Eroding the relationship
Analysts warn that Trump’s seat-of-the-pants decision-making threatens to erode the relationship between Washington and Seoul. More broadly, it raises questions about whether his outreach to Kim signals an American retreat from the region.
“If this had been coordinated beforehand with South Korea and Japan, and then it was announced, that would have been one thing. But it was completely the opposite,” says Lisa Collins, a fellow at the Office of the Korea Chair at the Center for Strategic and International Studies in Washington. “I think there's a lot of concern that not consulting our allies was a huge mistake on the part of Trump that just basically gives more leverage to China and North Korea in the end.”
To some extent, South Korean officials have grown accustomed to Trump’s unpredictability, Ms. Collins says. But, she says, “there are people in Seoul who believe that there is enough history in the alliance and enough people in the Trump administration who can influence Trump to keep the alliance grounded. At least for now.”

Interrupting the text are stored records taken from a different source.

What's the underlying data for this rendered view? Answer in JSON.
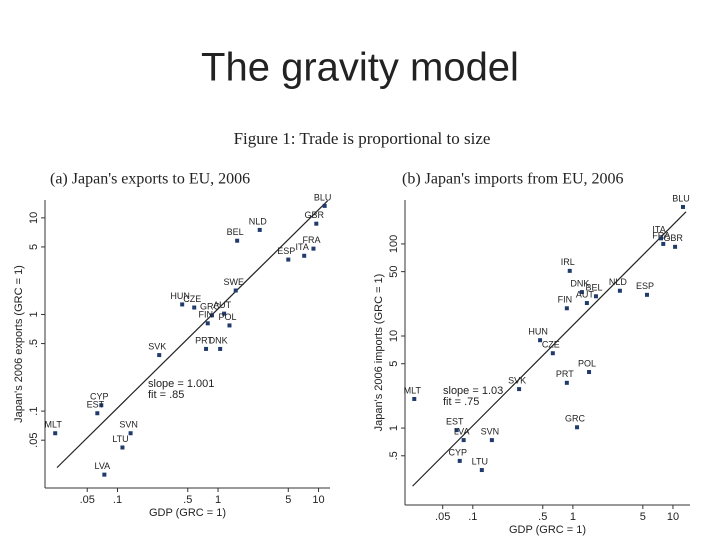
{
  "title": "The gravity model",
  "figure_caption": "Figure 1: Trade is proportional to size",
  "chart_data": [
    {
      "type": "scatter",
      "title": "(a) Japan's exports to EU, 2006",
      "xlabel": "GDP (GRC = 1)",
      "ylabel": "Japan's 2006 exports (GRC = 1)",
      "xscale": "log",
      "yscale": "log",
      "color": "#1f3a6b",
      "xlim": [
        0.019,
        13
      ],
      "ylim": [
        0.016,
        15.3
      ],
      "xticks": [
        {
          "value": 0.05,
          "label": ".05"
        },
        {
          "value": 0.1,
          "label": ".1"
        },
        {
          "value": 0.5,
          "label": ".5"
        },
        1,
        5,
        10
      ],
      "yticks": [
        {
          "value": 0.05,
          "label": ".05"
        },
        {
          "value": 0.1,
          "label": ".1"
        },
        {
          "value": 0.5,
          "label": ".5"
        },
        1,
        5,
        10
      ],
      "point_labels": [
        "BLU",
        "GBR",
        "NLD",
        "BEL",
        "FRA",
        "ITA",
        "ESP",
        "SWE",
        "HUN",
        "CZE",
        "GRC",
        "AUT",
        "FIN",
        "PRT",
        "DNK",
        "POL",
        "SVK",
        "CYP",
        "EST",
        "MLT",
        "SVN",
        "LTU",
        "LVA"
      ],
      "x": [
        11.5,
        9.5,
        2.6,
        1.55,
        8.9,
        7.2,
        5.0,
        1.5,
        0.44,
        0.58,
        0.87,
        1.15,
        0.79,
        0.76,
        1.05,
        1.3,
        0.26,
        0.069,
        0.063,
        0.024,
        0.135,
        0.112,
        0.074
      ],
      "y": [
        13.3,
        8.7,
        7.5,
        5.8,
        4.8,
        4.05,
        3.7,
        1.77,
        1.27,
        1.18,
        0.98,
        1.02,
        0.81,
        0.44,
        0.44,
        0.77,
        0.38,
        0.115,
        0.095,
        0.059,
        0.059,
        0.042,
        0.022
      ],
      "fit_line": {
        "x": [
          0.025,
          12.3
        ],
        "y": [
          0.026,
          15
        ]
      },
      "annotations": [
        "slope = 1.001",
        "fit = .85"
      ]
    },
    {
      "type": "scatter",
      "title": "(b) Japan's imports from EU, 2006",
      "xlabel": "GDP (GRC = 1)",
      "ylabel": "Japan's 2006 imports (GRC = 1)",
      "xscale": "log",
      "yscale": "log",
      "color": "#1f3a6b",
      "xlim": [
        0.021,
        14.8
      ],
      "ylim": [
        0.146,
        300
      ],
      "xticks": [
        {
          "value": 0.05,
          "label": ".05"
        },
        {
          "value": 0.1,
          "label": ".1"
        },
        {
          "value": 0.5,
          "label": ".5"
        },
        1,
        5,
        10
      ],
      "yticks": [
        {
          "value": 0.5,
          "label": ".5"
        },
        1,
        5,
        10,
        50,
        100
      ],
      "point_labels": [
        "BLU",
        "FRA",
        "ITA",
        "GBR",
        "IRL",
        "DNK",
        "AUT",
        "BEL",
        "NLD",
        "ESP",
        "FIN",
        "HUN",
        "CZE",
        "POL",
        "PRT",
        "SVK",
        "MLT",
        "EST",
        "GRC",
        "LVA",
        "SVN",
        "CYP",
        "LTU"
      ],
      "x": [
        12.6,
        8.0,
        7.6,
        10.5,
        0.93,
        1.23,
        1.38,
        1.7,
        2.95,
        5.5,
        0.87,
        0.47,
        0.63,
        1.45,
        0.87,
        0.29,
        0.026,
        0.069,
        1.1,
        0.081,
        0.155,
        0.074,
        0.123
      ],
      "y": [
        252,
        100,
        115,
        93,
        51,
        30,
        22.8,
        27,
        31,
        28,
        20,
        9.0,
        6.5,
        4.06,
        3.1,
        2.65,
        2.07,
        0.95,
        1.02,
        0.74,
        0.74,
        0.44,
        0.35
      ],
      "fit_line": {
        "x": [
          0.025,
          13.5
        ],
        "y": [
          0.234,
          223
        ]
      },
      "annotations": [
        "slope = 1.03",
        "fit = .75"
      ]
    }
  ]
}
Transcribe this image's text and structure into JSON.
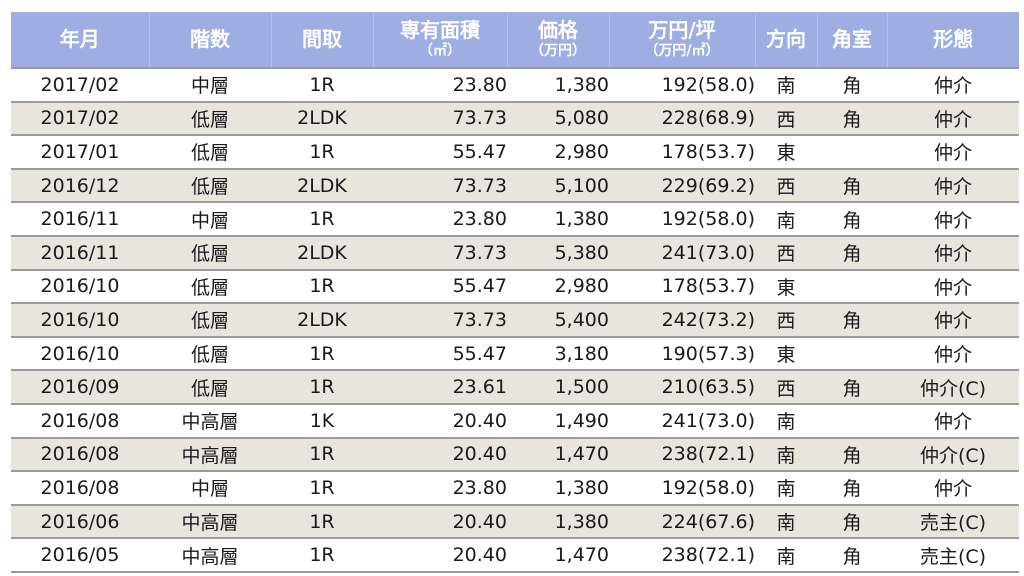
{
  "headers": {
    "date": {
      "main": "年月",
      "sub": ""
    },
    "floor": {
      "main": "階数",
      "sub": ""
    },
    "layout": {
      "main": "間取",
      "sub": ""
    },
    "area": {
      "main": "専有面積",
      "sub": "（㎡）"
    },
    "price": {
      "main": "価格",
      "sub": "（万円）"
    },
    "unit_price": {
      "main": "万円/坪",
      "sub": "（万円/㎡）"
    },
    "direction": {
      "main": "方向",
      "sub": ""
    },
    "corner": {
      "main": "角室",
      "sub": ""
    },
    "type": {
      "main": "形態",
      "sub": ""
    }
  },
  "rows": [
    {
      "date": "2017/02",
      "floor": "中層",
      "layout": "1R",
      "area": "23.80",
      "price": "1,380",
      "unit_price": "192(58.0)",
      "direction": "南",
      "corner": "角",
      "type": "仲介"
    },
    {
      "date": "2017/02",
      "floor": "低層",
      "layout": "2LDK",
      "area": "73.73",
      "price": "5,080",
      "unit_price": "228(68.9)",
      "direction": "西",
      "corner": "角",
      "type": "仲介"
    },
    {
      "date": "2017/01",
      "floor": "低層",
      "layout": "1R",
      "area": "55.47",
      "price": "2,980",
      "unit_price": "178(53.7)",
      "direction": "東",
      "corner": "",
      "type": "仲介"
    },
    {
      "date": "2016/12",
      "floor": "低層",
      "layout": "2LDK",
      "area": "73.73",
      "price": "5,100",
      "unit_price": "229(69.2)",
      "direction": "西",
      "corner": "角",
      "type": "仲介"
    },
    {
      "date": "2016/11",
      "floor": "中層",
      "layout": "1R",
      "area": "23.80",
      "price": "1,380",
      "unit_price": "192(58.0)",
      "direction": "南",
      "corner": "角",
      "type": "仲介"
    },
    {
      "date": "2016/11",
      "floor": "低層",
      "layout": "2LDK",
      "area": "73.73",
      "price": "5,380",
      "unit_price": "241(73.0)",
      "direction": "西",
      "corner": "角",
      "type": "仲介"
    },
    {
      "date": "2016/10",
      "floor": "低層",
      "layout": "1R",
      "area": "55.47",
      "price": "2,980",
      "unit_price": "178(53.7)",
      "direction": "東",
      "corner": "",
      "type": "仲介"
    },
    {
      "date": "2016/10",
      "floor": "低層",
      "layout": "2LDK",
      "area": "73.73",
      "price": "5,400",
      "unit_price": "242(73.2)",
      "direction": "西",
      "corner": "角",
      "type": "仲介"
    },
    {
      "date": "2016/10",
      "floor": "低層",
      "layout": "1R",
      "area": "55.47",
      "price": "3,180",
      "unit_price": "190(57.3)",
      "direction": "東",
      "corner": "",
      "type": "仲介"
    },
    {
      "date": "2016/09",
      "floor": "低層",
      "layout": "1R",
      "area": "23.61",
      "price": "1,500",
      "unit_price": "210(63.5)",
      "direction": "西",
      "corner": "角",
      "type": "仲介(C)"
    },
    {
      "date": "2016/08",
      "floor": "中高層",
      "layout": "1K",
      "area": "20.40",
      "price": "1,490",
      "unit_price": "241(73.0)",
      "direction": "南",
      "corner": "",
      "type": "仲介"
    },
    {
      "date": "2016/08",
      "floor": "中高層",
      "layout": "1R",
      "area": "20.40",
      "price": "1,470",
      "unit_price": "238(72.1)",
      "direction": "南",
      "corner": "角",
      "type": "仲介(C)"
    },
    {
      "date": "2016/08",
      "floor": "中層",
      "layout": "1R",
      "area": "23.80",
      "price": "1,380",
      "unit_price": "192(58.0)",
      "direction": "南",
      "corner": "角",
      "type": "仲介"
    },
    {
      "date": "2016/06",
      "floor": "中高層",
      "layout": "1R",
      "area": "20.40",
      "price": "1,380",
      "unit_price": "224(67.6)",
      "direction": "南",
      "corner": "角",
      "type": "売主(C)"
    },
    {
      "date": "2016/05",
      "floor": "中高層",
      "layout": "1R",
      "area": "20.40",
      "price": "1,470",
      "unit_price": "238(72.1)",
      "direction": "南",
      "corner": "角",
      "type": "売主(C)"
    }
  ]
}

Trump's perspective on the alliance has been clear since his 2016 campaign, when he first said he wanted to withdraw American troops from South Korea. Without any forewarning to Seoul, he reiterated his desire to eventually do so after the summit in Singapore.
Officials in Seoul have sought to minimize the damage. The decision to suspend Ulchi Freedom Guardian appears to leave room for routine training between American and South Korean troops that takes place throughout the year. Defense officials in both countries told reporters that no decisions have been made on any other military exercises, including live-fire drills that usually take place in the spring.
Driving a wedge
Still, analysts say that the decision to suspend the exercises, combined with Trump’s stated desire to withdraw American troops from South Korea, have exacerbated concerns about the country’s long-term security, and the region’s. Lee Seong-hyon, a research fellow at the Sejong Institute in Seongnam, South Korea, warns that while it’s too early to know the full implications of the suspension, it could alter the balance of power in East Asia.
“It's more than weakening the US-ROK alliance,” Mr. Lee says in an email, referring to the Republic of Korea, South Korea’s formal name. “It will weaken the US leadership role in the region.”
Since the end of World War II, the US has maintained a firm foothold in East Asia and provided security assurances to its allies there. It has 28,500 troops stationed in South Korea and 54,000 in Japan. Long considered a stabilizing force in the region, the US, according to Lee, may now be abdicating that role, much to the delight of China.
“China sees the US alliance structure in the region as the major institutional device by Washington to contain China,” Lee says.
Under President Xi Jinping, China aims to supplant the US as the predominant power in Asia. Beijing has long called for an end to joint military drills between the US and South Korea and the removal of American troops from the Korean Peninsula.
The decision to suspend this summer's military exercises "could be something that actually helps China and North Korea more than it helps the negotiation process with North Korea,” Collins says.
“North Korea and China will take any opportunity they get to drive a wedge between the US and South Korea,” she adds. “Their ultimate goal is to have the alliance broken up and for US military forces to leave the region.”
While Trump continues to test the US-South Korea relationship, Mr. Xi has been working to shore up China’s alliance with North Korea. On Wednesday, Kim concluded a two-day tour of China, his third visit since March, during which Xi lauded the “positive” outcome of the Singapore summit and promised strong support.
"No matter how the international and regional situations change, the firm stance of the [Chinese Communist Party] and the Chinese government on consolidating and developing the relations with [North Korea] remains unchanged,” Xi told Kim, according to Xinhua, China’s state news agency. “The Chinese people's friendship with the [North Korean] people remains unchanged, and China's support for the socialist [North Korea] remains unchanged.”